Crates of avocados
The expansion of Mexico’s avocado market since it signed a free trade agreement with the US and Canada in the 1990s has gone hand in hand with rising levels of violence and criminal networks © Cesar Rodriguez/Bloomberg

The US government has stopped inspecting avocados and mangoes grown in western Mexico after its agents were assaulted and detained at a roadblock, as criminal violence drags on the high-value export sector.

A spokesperson for the US Department of Agriculture said on Tuesday that inspections in the state of Michoacán would be paused until the security situation had been reviewed and safeguards put in place. The move follows a similar shutdown in February 2022, when inspectors were directly threatened by criminal groups.

“This is huge. Cartel violence in #Mexico is now unambiguously hitting the domestic economy, and relations with the North, in a manner simple even for casual observers to understand,” said Eric Farnsworth, vice-president of lobby group the Council of the Americas and the Americas Society, on X. “This is a bright red warning light flashing brightly on the dashboard.”

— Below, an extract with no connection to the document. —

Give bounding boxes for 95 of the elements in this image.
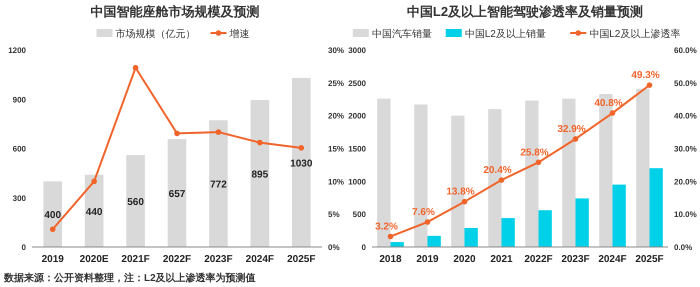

Mangoes and avocados already in transit were not affected by the pause in inspections, but no new produce can undergo safety inspection and be readied for export.

Mexico supplies more than 80 per cent of the avocados consumed in the US, with exports worth $2.7bn last year, according to government data.

The vast majority come from Michoacán, the western state where Mexico’s government launched a “war on drugs” in 2006 that led to a jump in homicides. Since then the state has been plagued by fighting between increasingly fragmented criminal groups.

Under President Andrés Manuel López Obrador, drug trafficking and broader organised criminal groups have tightened their grip on swaths of Mexico, with the US military estimating that they now control as much of a third of the country.

This means that the state presence in many towns is limited or ineffective, with day-to-day security instead run by armed criminal groups or local self-defence forces.

In the campaigns for local and national elections this month more than 30 candidates, mostly for mayoralties, were murdered as the groups vied to control the outcome.

The US inspectors, part of an agency responsible for pest control, were held up at a blockade by residents in the town of Aranza last week, according to local media reports.

Michoacán state Governor Alfredo Ramírez told Mexican radio station Radio Fórmula that the inspectors’ car had not been targeted in the blockade and that he was working with the US embassy to try to restart the food checks in the coming days.

A direct threat to inspectors in February 2022 led to a similar shutdown of inspections.

Mexico is the US’s biggest trading partner, exporting cars, oil and agricultural products. It is also the largest producer of avocados in the world, sending produce to dozens of countries — but its northern neighbour remains its biggest market.

The expansion of Mexico’s avocado market since it signed a free trade agreement with the US and Canada in the 1990s has gone hand in hand with rising levels of violence and criminal networks, security analysts at the Global Initiative Against Transnational Organised Crime said in a report this year.

“International demand and organised crime groups have shaped a multibillion-dollar industry in which politico-criminal relations continue to play a crucial role,” the report said.